Friends are great, for the most part. Take for instance my previous roomate. We'll call him Michael Ivanhoff, for now. Now Michael is a classy guy. Only guy I've met who kept a bottle of lube on top of his desk. And he used that bottle of lube like it was nobody's business, but that's a story for another time.
One day, after coming back from work, Mike goes and rips ass like it was nobody's business. I turn away from my computer and look the guy in the face. And he stares me back in the eye, and says "I think I just shat myself." Being the mature adult I am, I break out laughing. Like rolling on the floor crying-laughing. At this point our friends hear me laughing over Skype, and start asking what's going on. Mike hears this, and screams at the top of his lungs, "I just shat myself."
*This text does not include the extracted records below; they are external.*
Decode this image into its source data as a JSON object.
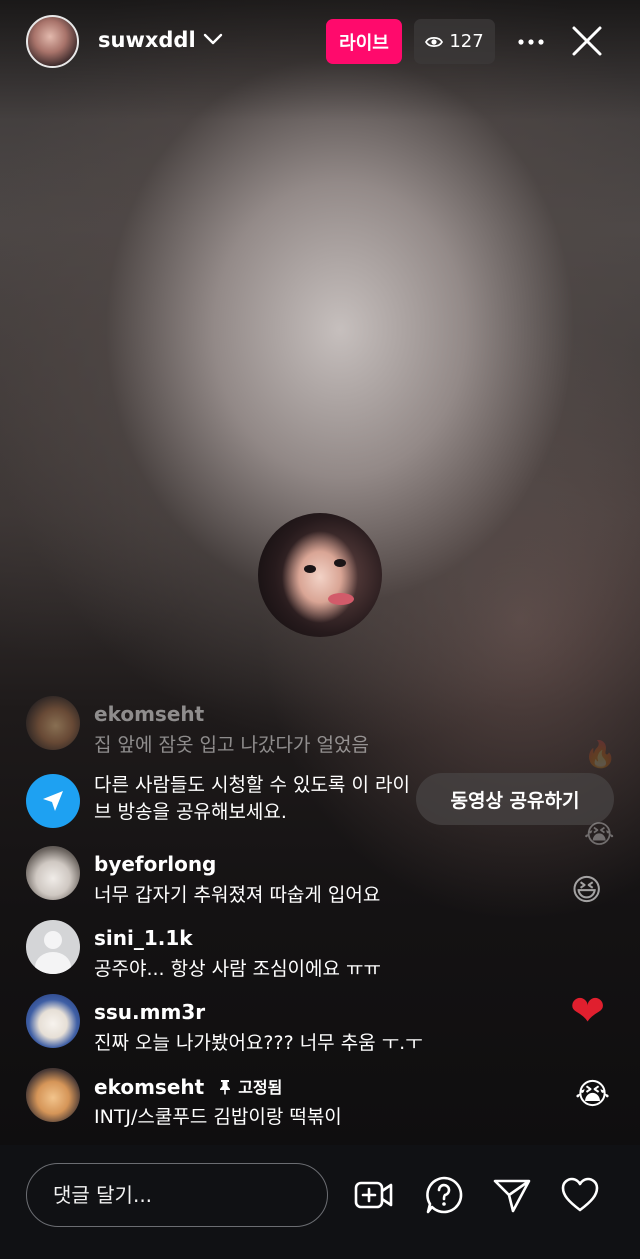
{
  "header": {
    "username": "suwxddl",
    "live_label": "라이브",
    "viewer_count": "127"
  },
  "comments_top": {
    "username": "ekomseht",
    "text": "집 앞에 잠옷 입고 나갔다가 얼었음"
  },
  "share_prompt": {
    "text": "다른 사람들도 시청할 수 있도록 이 라이브 방송을 공유해보세요.",
    "button_label": "동영상 공유하기"
  },
  "comments": [
    {
      "username": "byeforlong",
      "text": "너무 갑자기 추워졌져 따숩게 입어요"
    },
    {
      "username": "sini_1.1k",
      "text": "공주야... 항상 사람 조심이에요 ㅠㅠ"
    },
    {
      "username": "ssu.mm3r",
      "text": "진짜 오늘 나가봤어요??? 너무 추움 ㅜ.ㅜ"
    },
    {
      "username": "ekomseht",
      "pinned_label": "고정됨",
      "text": "INTJ/스쿨푸드 김밥이랑 떡볶이"
    }
  ],
  "reactions": [
    "heart",
    "crying-face",
    "grinning-squint-face",
    "crying-face",
    "fire"
  ],
  "bottom": {
    "comment_placeholder": "댓글 달기..."
  },
  "colors": {
    "live_badge": "#ff0a6c",
    "share_icon": "#1ea1f2",
    "bottom_bar": "#101114"
  }
}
I stop for a second, and look at him and ask, "Why did you do that?"
"They heard me the first time."
"No! They didn't."
"Oh," he said while looking at his feet. I wish this was the end of it.
Three weeks later, Mike opens up the minifridge, and suddenly the room smells like the darkest recesses of a man's ass. So I look at him and ask, "Do you smell that?"
He looks sheepishly back at me, and says, "Yeah well, you know, there's something in here I should have thrown out three weeks ago." He kept the shit pants in the fridge for three weeks. Don't ask why. I don't know. True story.